Robots have taken over the Antenna gallery for the half-term holidays. We've invited four fantastic robots into the Museum - as well as the scientists who work with them. Antenna gives you the lowdown on each bot on show this week...

Robot Playground is taking place in the Antenna gallery on 17-19 February.

Image: Gaetan Lee/Science Museum

What robots are on display?
BERTI's a bot that gestures with its hands and arms. Scientists are using BERTI to find out how to get robots to gesture just like humans. They also want to know how people react to BERTI's gestures - so if you come along they'll ask you what you think about BERTI!

BERTI is a human-sized gesturing robot.

Image: Gaetan Lee/Science Museum

Nao and Aibo are two little robots that need help from people in order to learn. Scientists from the University of Hertfordshire are running a 'robot nursery' in the Antenna gallery, where you can help the baby bots explore their environment.

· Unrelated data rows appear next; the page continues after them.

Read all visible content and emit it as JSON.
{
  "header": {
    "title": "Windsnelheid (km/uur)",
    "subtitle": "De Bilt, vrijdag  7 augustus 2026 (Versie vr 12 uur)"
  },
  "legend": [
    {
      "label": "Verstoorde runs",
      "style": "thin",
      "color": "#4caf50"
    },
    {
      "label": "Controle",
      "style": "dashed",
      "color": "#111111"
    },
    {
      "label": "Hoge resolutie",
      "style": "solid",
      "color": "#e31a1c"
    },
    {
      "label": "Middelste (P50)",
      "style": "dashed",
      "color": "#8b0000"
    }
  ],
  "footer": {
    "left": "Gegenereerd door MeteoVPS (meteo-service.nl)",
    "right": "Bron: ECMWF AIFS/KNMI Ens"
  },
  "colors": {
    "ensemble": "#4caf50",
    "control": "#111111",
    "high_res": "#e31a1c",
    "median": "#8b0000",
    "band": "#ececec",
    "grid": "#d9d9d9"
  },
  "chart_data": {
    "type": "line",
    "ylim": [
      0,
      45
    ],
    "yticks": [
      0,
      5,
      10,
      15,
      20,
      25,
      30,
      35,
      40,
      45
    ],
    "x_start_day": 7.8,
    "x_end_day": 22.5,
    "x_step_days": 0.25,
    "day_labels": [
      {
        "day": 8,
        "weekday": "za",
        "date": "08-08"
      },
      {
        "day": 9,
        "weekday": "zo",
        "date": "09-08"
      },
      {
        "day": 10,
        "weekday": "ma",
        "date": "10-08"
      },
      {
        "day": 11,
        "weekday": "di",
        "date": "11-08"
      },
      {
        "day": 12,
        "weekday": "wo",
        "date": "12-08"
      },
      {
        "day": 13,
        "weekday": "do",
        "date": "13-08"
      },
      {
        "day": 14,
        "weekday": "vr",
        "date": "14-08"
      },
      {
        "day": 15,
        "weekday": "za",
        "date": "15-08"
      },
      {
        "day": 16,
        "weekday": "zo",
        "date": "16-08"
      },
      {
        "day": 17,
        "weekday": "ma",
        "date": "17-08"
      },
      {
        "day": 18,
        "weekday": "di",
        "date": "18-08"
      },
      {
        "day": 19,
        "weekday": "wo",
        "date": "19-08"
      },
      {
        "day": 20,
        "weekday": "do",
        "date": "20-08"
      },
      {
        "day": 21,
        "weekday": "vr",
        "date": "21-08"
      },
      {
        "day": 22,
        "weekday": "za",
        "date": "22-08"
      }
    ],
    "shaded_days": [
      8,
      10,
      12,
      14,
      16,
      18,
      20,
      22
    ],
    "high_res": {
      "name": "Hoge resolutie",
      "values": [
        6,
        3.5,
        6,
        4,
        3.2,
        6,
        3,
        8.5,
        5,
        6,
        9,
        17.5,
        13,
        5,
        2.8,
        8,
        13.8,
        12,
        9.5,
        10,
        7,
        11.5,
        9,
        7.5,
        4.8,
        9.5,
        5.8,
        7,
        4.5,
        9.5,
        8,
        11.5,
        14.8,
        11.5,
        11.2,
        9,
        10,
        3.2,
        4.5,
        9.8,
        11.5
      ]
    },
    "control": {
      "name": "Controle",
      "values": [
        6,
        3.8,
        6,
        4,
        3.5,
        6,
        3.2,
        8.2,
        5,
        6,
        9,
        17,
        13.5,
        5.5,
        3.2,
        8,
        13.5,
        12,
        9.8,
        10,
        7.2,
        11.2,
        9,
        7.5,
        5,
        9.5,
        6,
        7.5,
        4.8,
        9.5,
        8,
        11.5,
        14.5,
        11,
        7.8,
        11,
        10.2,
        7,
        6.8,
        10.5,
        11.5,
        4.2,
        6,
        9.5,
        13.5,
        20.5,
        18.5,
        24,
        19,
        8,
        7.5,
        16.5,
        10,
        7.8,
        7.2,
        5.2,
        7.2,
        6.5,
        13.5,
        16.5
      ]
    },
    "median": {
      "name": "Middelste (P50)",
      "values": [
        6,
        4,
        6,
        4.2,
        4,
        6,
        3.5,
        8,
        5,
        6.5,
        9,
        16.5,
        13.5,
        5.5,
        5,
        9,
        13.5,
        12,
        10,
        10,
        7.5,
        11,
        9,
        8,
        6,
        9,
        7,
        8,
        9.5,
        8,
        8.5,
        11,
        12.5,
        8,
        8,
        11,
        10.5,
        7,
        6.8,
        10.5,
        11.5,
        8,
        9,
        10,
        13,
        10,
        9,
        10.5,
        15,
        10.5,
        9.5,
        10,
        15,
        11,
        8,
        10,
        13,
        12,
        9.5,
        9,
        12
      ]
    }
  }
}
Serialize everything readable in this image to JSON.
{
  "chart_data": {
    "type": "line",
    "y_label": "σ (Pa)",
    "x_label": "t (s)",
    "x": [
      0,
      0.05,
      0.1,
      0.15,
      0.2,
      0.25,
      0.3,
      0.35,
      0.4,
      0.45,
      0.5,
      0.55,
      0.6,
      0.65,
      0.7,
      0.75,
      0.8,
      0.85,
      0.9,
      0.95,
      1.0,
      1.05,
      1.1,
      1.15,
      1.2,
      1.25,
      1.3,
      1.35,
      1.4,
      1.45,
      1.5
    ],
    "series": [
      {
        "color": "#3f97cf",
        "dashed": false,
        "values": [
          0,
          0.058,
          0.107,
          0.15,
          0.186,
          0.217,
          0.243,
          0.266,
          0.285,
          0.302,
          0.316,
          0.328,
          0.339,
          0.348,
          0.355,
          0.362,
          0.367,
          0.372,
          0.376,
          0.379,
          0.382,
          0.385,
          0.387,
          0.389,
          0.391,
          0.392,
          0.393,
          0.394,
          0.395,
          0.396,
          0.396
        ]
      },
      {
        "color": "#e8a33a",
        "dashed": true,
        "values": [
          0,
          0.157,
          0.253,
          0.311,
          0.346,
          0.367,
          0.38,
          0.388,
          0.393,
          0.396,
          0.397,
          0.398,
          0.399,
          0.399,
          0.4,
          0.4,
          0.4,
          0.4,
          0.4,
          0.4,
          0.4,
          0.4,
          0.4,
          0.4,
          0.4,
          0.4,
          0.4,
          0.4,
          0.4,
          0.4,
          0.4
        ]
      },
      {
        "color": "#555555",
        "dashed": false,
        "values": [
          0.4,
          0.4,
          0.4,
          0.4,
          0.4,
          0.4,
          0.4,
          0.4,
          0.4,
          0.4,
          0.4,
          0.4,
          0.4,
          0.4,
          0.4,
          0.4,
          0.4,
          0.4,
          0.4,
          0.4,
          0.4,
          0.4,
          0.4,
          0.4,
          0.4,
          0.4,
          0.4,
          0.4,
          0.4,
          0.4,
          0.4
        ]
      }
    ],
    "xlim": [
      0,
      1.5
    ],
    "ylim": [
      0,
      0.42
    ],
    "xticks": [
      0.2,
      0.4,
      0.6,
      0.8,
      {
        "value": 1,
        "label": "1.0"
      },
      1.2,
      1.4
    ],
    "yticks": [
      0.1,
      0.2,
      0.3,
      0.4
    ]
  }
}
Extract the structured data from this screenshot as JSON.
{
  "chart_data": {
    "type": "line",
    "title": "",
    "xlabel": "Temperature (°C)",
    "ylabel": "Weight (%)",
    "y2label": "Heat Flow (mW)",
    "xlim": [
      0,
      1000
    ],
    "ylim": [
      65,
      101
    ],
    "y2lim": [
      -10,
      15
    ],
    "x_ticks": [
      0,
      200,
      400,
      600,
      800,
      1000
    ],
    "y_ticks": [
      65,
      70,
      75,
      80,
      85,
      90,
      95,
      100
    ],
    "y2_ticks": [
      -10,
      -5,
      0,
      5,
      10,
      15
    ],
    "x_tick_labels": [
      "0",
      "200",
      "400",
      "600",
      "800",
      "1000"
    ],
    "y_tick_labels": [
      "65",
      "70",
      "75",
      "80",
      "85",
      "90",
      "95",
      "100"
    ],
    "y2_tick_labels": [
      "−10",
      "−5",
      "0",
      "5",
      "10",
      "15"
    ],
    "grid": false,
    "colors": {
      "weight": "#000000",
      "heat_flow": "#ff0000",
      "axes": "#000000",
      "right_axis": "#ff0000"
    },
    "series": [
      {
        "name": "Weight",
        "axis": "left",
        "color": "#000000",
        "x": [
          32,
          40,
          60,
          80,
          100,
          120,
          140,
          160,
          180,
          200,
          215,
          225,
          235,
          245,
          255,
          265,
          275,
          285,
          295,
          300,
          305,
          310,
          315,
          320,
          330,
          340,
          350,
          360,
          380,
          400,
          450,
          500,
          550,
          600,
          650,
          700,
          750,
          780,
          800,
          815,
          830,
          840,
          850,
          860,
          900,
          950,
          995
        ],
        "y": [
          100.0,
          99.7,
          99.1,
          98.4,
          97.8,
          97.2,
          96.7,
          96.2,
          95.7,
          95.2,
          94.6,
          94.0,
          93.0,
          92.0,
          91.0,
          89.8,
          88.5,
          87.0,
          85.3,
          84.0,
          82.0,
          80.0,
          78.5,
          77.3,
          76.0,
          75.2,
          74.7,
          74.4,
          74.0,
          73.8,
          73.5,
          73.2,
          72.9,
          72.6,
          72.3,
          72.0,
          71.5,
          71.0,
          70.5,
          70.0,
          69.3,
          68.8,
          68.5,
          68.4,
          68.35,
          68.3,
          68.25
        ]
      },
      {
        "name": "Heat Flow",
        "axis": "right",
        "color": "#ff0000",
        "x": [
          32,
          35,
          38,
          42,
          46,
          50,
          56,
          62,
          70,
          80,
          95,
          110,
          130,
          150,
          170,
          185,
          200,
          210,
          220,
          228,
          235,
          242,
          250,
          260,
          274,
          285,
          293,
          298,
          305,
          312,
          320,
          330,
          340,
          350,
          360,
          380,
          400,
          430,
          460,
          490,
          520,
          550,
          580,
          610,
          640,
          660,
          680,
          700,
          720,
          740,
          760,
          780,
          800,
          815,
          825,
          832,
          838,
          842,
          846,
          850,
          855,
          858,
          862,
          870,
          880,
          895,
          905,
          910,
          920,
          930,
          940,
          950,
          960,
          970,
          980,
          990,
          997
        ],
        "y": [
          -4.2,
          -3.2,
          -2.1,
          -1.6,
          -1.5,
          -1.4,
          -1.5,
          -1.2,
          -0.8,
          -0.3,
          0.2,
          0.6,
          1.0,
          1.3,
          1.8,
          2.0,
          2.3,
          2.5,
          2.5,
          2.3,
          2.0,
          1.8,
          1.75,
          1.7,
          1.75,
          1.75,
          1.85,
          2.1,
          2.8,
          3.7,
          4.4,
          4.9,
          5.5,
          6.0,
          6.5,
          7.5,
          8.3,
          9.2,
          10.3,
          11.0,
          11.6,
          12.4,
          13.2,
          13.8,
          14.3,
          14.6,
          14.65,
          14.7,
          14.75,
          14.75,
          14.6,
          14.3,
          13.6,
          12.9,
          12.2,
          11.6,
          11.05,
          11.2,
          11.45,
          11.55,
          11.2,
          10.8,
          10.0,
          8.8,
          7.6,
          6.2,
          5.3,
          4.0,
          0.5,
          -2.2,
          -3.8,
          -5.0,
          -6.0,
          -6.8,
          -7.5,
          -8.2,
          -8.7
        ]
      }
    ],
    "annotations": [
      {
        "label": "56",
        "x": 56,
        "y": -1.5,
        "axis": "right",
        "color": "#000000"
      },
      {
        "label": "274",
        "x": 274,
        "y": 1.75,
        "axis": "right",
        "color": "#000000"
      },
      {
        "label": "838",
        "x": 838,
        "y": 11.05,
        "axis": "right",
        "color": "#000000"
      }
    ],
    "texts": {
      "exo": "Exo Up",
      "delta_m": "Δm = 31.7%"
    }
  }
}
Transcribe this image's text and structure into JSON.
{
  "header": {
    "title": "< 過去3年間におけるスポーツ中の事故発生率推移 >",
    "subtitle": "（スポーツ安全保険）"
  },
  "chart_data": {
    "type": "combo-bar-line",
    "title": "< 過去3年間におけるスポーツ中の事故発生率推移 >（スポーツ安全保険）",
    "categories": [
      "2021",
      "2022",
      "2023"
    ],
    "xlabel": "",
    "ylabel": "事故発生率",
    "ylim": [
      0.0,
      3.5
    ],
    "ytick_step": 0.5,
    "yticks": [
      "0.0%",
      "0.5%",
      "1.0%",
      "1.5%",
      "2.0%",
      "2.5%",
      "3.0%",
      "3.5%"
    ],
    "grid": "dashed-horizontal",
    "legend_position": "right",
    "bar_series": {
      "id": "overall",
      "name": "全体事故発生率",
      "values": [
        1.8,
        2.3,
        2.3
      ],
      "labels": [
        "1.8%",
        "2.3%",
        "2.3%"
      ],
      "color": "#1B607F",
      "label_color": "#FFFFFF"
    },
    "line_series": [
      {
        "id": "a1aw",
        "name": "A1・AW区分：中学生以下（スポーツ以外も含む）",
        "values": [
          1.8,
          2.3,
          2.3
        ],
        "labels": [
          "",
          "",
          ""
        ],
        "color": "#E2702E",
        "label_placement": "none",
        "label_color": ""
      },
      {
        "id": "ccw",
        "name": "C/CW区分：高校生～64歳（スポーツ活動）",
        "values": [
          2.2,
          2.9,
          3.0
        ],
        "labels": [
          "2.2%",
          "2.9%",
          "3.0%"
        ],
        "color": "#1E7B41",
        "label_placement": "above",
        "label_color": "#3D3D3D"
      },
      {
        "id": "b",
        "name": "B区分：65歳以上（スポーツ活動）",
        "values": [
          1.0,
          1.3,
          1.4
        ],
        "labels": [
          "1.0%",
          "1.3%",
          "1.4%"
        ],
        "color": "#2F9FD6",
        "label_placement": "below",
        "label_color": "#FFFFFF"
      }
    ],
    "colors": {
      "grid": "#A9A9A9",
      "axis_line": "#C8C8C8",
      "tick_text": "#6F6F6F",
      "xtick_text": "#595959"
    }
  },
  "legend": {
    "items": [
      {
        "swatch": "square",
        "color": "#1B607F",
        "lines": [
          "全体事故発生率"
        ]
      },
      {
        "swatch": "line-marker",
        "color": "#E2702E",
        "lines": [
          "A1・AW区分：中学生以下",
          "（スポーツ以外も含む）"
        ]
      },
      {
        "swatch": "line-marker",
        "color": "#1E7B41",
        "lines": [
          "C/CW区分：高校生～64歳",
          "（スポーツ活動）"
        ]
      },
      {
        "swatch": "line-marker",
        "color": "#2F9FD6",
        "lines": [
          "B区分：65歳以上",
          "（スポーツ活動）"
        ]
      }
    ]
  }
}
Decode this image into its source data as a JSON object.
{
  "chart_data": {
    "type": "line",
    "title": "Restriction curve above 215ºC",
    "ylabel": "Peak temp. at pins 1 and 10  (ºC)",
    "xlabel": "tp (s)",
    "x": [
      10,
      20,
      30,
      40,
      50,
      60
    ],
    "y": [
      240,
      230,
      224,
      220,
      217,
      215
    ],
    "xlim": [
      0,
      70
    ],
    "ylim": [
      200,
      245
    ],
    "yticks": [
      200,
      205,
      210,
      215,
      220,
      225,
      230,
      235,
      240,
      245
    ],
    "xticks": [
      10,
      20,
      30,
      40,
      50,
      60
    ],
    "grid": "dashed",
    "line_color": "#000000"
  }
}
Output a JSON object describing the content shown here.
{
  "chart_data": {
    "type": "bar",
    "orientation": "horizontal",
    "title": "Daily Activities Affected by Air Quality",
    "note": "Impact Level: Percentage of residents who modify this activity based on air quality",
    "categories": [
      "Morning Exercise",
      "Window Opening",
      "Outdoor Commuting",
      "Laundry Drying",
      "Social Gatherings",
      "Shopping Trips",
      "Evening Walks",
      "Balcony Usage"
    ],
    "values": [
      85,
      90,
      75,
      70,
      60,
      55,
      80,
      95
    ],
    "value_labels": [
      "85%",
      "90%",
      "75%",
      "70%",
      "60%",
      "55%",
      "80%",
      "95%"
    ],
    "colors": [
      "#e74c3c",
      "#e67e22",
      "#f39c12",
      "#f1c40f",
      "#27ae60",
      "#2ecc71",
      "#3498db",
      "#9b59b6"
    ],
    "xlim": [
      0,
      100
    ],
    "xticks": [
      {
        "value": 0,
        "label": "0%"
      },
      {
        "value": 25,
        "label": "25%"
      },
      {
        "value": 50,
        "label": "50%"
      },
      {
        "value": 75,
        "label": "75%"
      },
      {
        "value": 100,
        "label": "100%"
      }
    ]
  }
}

Nao robot on a play mat surrounded by toys. The robot's 'personality' is influenced by the way it's treated - just like a human baby.

Image: Gaetan Lee/Science Museum

Scientists have also brought along an expressive robotic head. This robot can hear people speak and recognise faces. It responds to people's facial expressions with emotions of its own, and can even hold simple conversations!

Image: Gaetan Lee/Science Museum

So why build robots with emotions?
Robots are likely to play an important role in our lives in the future. If they're to care for the elderly or help around the home it's important that they respond in a way that makes us feel comfortable around them.
'We're working towards the design of future humanoid robots that will be intuitive and natural for people to interact with, so that people will accept them to help at home as well as in the workplace.' Graham Whiteley

Graham Whiteley is the scientist who built BERTI and is in the Antenna gallery for the event.

Image: Science Museum

'The aim of our work is to develop robots that grow up and adapt to humans. If robots are to be truly integrated in our lives as companions or carers, they can't be just taken off the shelf. They need to live and grow, interacting with and learning from humans, to adapt to their preferences, personalities and emotional states.' Lola Canamero, organiser of the robot nursery.